BP verkauft Nordsee-Öl- und Gasgeschäft nach sechs Jahrzehnten
BP hat ein formelles Verfahren zum Verkauf seines Öl- und Gasgeschäfts in der Nordsee eingeleitet. Dieser Schritt beendet sechs Jahrzehnte Förderung in der Region. Die Ankündigung erfolgte am 31. Juli 2026, während das Unternehmen unter der neuen CEO Meg O'Neill seine Aktivitäten vereinfachen und Schulden abbauen will.
Der Verkauf betrifft die langjährige Präsenz von BP in der Nordsee, die 1964 mit der ersten britischen Lizenz begann. Das Unternehmen entdeckte 1965 das Gasfeld West Sole und 1970 das riesige Forties-Feld – Meilensteine in seiner Geschichte dort.
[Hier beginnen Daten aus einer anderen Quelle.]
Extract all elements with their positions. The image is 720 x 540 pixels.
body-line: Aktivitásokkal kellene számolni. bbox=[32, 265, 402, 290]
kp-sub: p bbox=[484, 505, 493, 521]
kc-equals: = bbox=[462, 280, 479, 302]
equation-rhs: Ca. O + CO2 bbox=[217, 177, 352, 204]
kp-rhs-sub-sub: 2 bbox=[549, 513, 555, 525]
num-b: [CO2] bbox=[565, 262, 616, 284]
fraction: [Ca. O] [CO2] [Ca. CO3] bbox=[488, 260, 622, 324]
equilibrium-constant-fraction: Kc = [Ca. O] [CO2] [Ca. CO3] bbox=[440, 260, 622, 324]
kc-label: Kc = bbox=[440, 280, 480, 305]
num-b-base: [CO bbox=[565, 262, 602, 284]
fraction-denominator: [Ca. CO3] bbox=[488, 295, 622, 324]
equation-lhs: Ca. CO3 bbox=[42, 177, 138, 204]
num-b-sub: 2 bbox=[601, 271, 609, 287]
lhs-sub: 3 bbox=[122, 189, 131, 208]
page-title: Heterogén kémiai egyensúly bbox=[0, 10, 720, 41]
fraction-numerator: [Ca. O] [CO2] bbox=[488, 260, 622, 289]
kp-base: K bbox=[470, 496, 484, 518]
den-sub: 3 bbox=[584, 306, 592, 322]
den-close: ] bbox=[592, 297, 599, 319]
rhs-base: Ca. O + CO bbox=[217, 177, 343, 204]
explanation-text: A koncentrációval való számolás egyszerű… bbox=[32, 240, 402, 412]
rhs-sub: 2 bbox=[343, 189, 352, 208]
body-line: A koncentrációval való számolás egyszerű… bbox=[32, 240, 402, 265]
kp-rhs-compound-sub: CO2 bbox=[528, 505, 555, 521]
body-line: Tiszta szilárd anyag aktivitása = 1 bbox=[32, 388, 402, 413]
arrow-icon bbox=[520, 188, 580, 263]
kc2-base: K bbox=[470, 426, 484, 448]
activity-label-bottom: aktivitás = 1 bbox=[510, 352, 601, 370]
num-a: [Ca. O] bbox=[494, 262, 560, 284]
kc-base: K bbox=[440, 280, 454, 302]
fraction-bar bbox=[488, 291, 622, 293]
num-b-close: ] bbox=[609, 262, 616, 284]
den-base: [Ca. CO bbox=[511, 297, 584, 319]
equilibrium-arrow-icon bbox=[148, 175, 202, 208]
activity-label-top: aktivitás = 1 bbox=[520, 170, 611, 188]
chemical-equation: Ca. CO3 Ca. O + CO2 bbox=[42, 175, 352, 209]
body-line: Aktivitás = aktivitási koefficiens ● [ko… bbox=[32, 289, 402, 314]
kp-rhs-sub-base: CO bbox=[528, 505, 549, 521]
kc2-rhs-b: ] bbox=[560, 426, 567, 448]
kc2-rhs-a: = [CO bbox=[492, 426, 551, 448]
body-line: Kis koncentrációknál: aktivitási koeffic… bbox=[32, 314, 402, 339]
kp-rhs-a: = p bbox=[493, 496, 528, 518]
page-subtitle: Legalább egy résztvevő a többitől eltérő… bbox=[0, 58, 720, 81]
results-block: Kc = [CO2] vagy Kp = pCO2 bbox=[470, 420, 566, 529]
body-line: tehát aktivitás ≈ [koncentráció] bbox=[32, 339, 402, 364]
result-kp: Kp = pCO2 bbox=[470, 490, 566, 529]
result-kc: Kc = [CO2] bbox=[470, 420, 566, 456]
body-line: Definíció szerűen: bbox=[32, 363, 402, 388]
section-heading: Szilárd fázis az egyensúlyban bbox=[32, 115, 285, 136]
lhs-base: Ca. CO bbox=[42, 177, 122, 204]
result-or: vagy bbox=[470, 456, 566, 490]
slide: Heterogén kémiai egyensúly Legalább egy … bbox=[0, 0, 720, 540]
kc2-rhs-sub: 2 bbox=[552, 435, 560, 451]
CEO Meg O'Neill erklärte, die Nordsee bleibe integraler Bestandteil des britischen Energiesystems, doch das Geschäft sei unter einem anderen Eigentümer besser aufgehoben, da BP Kapital auf wertschöttere Gelegenheiten konzentriere. Sie betonte, dass Großbritannien weiterhin eine wichtige Rolle in BPs Zukunft spielen werde, und hob die geschaffenen Arbeitsplätze und Beiträge zur Wirtschaft hervor.
Der Verkaufsprozess erfolgt vor dem Hintergrund umfassender Veränderungen bei BP, darunter O'Neills Amtsantritt am 1. April 2026 und die anschließende Abberufung von Aufsichtsratschef Albert Manifold weniger als zwei Monate später wegen Governance-Bedenken. Die Entscheidung folgt auch auf Äußerungen von Andy Burnham über einen pragmatischen Ansatz beim Bohren in der Nordsee sowie auf die Zusicherung von Energieministerin Miatta Fahnbulleh, dass sie in engem Kontakt mit BP stehe, um Arbeiter und Gemeinden zu schützen.
Marktanalyst Chris Beauchamp von IG bezeichnete den Verkauf als Wasserscheide und deutete an, dass BP nicht bereit sei, auf die Entwicklung der Regierungspolitik zu warten, wenn der Bedarf an der Erschließung neuer Energiefelder drängend sei. Fahnbulleh räumte ein, dass Öl und Gas noch jahrelang Teil des Energiemixes bleiben werden, und unterstrich die Rolle der Nordsee als lebenswichtige nationale Ressource.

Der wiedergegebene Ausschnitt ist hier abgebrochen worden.